Well! That was the worst night’s sleep I’ve had for many a day/week/month. There were mozzies eating me all night and the dogs were barking until about 3am right outside my window. I slept for perhaps half an hour or so – feeling pretty much worse for wear. I got up just after 5am and Carolyn and I walked to the top of a hill that gave great views into the valleys – all terraces and scattered houses. This is a truly lovely place. I would like to come sometime and spend a few days here.

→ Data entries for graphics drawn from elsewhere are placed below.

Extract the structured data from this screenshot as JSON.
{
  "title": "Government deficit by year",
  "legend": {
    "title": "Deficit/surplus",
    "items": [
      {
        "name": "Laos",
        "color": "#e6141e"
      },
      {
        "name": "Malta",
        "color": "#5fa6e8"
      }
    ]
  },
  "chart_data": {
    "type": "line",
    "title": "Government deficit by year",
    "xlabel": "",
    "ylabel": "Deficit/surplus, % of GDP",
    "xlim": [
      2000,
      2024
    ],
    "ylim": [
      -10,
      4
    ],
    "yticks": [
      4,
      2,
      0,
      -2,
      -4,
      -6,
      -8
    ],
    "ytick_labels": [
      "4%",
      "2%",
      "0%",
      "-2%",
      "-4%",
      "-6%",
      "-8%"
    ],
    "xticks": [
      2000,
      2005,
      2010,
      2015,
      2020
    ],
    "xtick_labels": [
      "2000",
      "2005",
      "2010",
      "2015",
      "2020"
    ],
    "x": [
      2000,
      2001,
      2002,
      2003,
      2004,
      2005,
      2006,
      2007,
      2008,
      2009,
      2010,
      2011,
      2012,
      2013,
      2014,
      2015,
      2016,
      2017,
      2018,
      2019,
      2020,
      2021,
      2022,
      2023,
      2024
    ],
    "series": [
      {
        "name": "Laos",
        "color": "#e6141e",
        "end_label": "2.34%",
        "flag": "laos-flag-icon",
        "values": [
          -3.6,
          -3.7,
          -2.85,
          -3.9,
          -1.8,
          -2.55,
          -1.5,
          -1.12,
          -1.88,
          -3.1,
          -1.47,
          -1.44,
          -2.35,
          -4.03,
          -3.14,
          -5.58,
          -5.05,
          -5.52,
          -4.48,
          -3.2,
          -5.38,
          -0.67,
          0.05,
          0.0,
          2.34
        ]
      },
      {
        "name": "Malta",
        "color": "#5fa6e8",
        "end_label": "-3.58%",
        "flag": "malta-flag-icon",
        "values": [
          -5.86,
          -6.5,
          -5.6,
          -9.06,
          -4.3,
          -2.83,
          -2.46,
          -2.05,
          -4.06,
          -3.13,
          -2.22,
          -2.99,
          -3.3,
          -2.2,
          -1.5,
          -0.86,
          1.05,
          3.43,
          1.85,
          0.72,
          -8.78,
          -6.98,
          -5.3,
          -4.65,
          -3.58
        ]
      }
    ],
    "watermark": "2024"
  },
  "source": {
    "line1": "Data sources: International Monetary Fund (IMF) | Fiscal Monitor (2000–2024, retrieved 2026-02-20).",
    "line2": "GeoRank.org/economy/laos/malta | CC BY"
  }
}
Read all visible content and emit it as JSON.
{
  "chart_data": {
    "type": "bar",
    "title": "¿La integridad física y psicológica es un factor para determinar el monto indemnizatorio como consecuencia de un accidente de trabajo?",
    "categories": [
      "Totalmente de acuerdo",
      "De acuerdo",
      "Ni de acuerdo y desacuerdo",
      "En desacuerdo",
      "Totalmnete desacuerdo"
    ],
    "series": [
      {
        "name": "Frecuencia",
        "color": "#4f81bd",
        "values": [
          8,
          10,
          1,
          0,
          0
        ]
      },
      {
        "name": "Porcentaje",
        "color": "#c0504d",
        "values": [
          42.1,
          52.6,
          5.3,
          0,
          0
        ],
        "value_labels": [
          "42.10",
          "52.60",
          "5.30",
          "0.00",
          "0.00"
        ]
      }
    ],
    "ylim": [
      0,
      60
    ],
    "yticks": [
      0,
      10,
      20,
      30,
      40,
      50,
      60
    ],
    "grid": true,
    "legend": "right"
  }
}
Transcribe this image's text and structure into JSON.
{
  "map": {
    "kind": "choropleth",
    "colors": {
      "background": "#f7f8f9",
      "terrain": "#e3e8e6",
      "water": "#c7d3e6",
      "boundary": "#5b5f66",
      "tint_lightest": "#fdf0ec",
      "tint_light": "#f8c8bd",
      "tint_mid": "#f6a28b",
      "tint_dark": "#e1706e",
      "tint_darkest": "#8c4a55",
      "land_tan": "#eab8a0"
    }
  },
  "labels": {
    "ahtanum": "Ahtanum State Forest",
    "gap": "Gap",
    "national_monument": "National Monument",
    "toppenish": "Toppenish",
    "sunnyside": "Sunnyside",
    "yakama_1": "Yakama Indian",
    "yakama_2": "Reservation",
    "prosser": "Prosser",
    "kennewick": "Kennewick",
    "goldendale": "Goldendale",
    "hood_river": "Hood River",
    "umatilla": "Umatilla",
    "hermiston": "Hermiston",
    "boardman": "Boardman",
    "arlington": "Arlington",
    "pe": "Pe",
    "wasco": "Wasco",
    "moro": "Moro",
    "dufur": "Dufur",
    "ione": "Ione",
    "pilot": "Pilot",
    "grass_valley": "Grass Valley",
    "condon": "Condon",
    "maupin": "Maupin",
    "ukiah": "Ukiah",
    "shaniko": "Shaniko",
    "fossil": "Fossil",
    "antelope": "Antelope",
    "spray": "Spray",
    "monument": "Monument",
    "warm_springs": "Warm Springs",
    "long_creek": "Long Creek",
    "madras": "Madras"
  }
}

After an amazing breakfast (plunger coffee!!!!) we walked to the jeeps, jumped in and set off to Kathmandu. I won’t bore you with tales of roadworks, dust, driving in 2nd gear for kilometres, dirty trucks and diesel fumes, rude drivers, bad drivers, cheeky drivers. I was really tired but managed to use the time to write the words of a farewell song for Davindra. Eventually, we were back at Tsering’s where his wife had cooked momos for us. So lunch, a beer, then farewells to the drivers (15000 rupees each and a song) and then they drove us to our hotel. It’s new and lovely … but I could be anywhere, it’s so lacking in Nepalese personality.
Tsering had designated my last day as a sight-seeing day. We had a guide, Dave, and an electric van and set off into the Kathmandu traffic. We got to Bhaktapur and walked around the different temples. However, it was very quiet and many of the shops weren’t open. The potters weren’t potting, the shops weren’t selling and the curds makers were no to be seen. Evidently, the Newari people were having a festival today in their homes so there wasn’t much happening.
Off to Boudhanath, one of my favourite places in Nepal. We waited while Dave introduced Carolyn and Jan to a thanka place and then waited while they heard the spiel and then waited a bit more. But I was happy with the time and walked around the stupa and then Dave wanted us to go to a particular restaurant for lunch. I ordered water (gurgly tummy today) and then left everyone to their meals, walked around the stupa again and then sat down and watched the people. I was accosted by a group of Year 9 students (Thank you for coming to Nepal. What is your name? Where are you from?) and then chatted with some Nepalese. Finally the others came down from lunch and we headed off to Pashupatinath. Unfortunately, it started to rain and so Dave and some of the others were really keen to leave. Carolyn and I stood and watched a pyre burning for a few minutes but we weren't allowed to stay.
Back to the hotel where I entertained myself by writing my diary and drying my sodden clothes. At 6 we all went out to dinner, including Tsering’s wife and Davindra. We went to the Everest Steak House and I had an enormous meal of steak and chips and veggies. It was a happy meal and then we came back to the rooftop bar and had more drinks and some happy times. But it was time for Sigrid, Hannes and me to go to the airport. I was ready to go … it is time for the new adventure - walking in England. Let’s go!